Evan: “I spell win E-V-A-N”. Really? Because that’s how I spell ‘giant baby’. Nose bleed count = 2.
2 on 1 with Chad and Alex. Alex is the same size as his luggage! Aww! He has to have tried to fit in there before. I bet he fits nicely in to overhead compartments on airplanes. Chad loses his shit with the rest of the group. Chad to EVERYONE “Want to go outside? Let’s go outside right now!” No one goes outside with him, because there are bears outside probably. Then he threatens to find Jordan once the shows over. “You think I can’t find you when you go home? You think I won’t come to your house and peep through your windows while you change?”

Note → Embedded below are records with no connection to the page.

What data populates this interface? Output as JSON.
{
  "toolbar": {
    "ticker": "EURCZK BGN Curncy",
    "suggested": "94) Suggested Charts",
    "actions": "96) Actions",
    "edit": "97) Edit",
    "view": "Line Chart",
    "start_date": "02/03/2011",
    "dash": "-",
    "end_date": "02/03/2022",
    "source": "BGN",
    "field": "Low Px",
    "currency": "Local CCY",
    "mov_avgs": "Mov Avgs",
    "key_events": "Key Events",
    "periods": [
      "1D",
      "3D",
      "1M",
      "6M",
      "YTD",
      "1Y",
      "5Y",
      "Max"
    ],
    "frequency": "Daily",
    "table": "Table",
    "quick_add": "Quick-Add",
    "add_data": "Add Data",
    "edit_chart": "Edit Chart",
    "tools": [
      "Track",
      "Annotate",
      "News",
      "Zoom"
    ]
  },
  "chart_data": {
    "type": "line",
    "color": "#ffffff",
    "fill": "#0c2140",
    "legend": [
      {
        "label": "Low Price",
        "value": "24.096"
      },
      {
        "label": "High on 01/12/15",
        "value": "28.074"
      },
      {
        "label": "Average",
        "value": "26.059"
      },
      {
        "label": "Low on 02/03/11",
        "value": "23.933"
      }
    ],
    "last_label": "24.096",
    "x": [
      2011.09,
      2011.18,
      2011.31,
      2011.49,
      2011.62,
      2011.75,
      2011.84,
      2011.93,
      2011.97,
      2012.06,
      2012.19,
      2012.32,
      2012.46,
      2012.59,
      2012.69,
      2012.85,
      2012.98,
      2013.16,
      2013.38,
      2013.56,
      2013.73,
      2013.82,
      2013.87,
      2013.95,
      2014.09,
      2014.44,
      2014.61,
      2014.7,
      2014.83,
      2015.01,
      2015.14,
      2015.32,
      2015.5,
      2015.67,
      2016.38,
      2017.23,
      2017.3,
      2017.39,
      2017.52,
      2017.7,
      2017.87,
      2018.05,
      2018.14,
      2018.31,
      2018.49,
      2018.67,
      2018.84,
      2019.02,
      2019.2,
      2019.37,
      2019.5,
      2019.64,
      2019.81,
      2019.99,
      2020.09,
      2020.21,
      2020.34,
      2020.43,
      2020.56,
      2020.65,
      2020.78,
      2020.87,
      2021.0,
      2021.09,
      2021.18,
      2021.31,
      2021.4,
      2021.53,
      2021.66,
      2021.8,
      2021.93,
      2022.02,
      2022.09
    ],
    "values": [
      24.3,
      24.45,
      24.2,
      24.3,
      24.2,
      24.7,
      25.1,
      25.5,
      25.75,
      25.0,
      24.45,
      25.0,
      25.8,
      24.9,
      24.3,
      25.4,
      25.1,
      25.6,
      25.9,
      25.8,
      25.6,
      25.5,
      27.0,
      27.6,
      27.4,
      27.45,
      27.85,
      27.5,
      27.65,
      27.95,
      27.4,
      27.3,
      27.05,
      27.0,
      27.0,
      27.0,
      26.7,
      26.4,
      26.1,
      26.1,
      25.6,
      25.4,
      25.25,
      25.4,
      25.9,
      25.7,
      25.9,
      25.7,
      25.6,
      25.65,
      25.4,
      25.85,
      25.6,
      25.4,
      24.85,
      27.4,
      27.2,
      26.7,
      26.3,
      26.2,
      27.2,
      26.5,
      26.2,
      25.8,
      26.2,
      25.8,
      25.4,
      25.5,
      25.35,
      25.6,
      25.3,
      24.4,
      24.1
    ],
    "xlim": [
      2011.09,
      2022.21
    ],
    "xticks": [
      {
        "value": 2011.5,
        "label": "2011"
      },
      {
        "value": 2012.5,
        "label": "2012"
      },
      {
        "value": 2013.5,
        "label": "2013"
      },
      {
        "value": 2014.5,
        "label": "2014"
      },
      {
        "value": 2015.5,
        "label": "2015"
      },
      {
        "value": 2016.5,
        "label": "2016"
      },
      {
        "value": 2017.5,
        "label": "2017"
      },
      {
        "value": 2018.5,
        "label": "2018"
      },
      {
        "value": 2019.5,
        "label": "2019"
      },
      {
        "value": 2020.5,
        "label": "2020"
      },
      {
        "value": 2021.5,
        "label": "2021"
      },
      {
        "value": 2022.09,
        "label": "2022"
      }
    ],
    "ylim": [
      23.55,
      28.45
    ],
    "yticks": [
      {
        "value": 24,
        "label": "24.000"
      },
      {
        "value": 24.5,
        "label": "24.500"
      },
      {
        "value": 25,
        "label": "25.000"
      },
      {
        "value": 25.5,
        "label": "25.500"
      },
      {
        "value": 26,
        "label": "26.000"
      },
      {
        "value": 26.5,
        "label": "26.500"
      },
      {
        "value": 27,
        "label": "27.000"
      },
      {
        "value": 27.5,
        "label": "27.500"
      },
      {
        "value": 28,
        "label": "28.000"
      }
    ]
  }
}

Alex wears the hardest working button down from baby Gap to go hiking. Nice cargo pants. Good thing you have all those tiny pockets for all the tiny cargo you will need to store today. Who’s bright idea was it to give Chad an axe? “You ever float in the river? It’s one of the only things we have in Oklahoma”. Well, that and “luxury real estate”, right Chad? Jojo and the producers pull an Olivia on Chad and leave him stranded in the woods. No hug, no goodbye, do not pass go, do not collect $100. I could do without the terrifying whistle he keeps using walking around in the woods. This is the Bachelorette – nobody wants nightmares.
We say goodbye to Chad but he still wins for pulling the most hurtful line any of us have ever heard from our parents. “I’m not mad, just disappointed.” Also, “milk is delicious”, “pigs are in the castle”, and “life aint always blueberries and paper airplanes”.
The guys see Chad’s luggage get brought out and start doing shots to celebrate. Fireball? What are you, 18? Enjoy your heartburn and hangovers, ladies.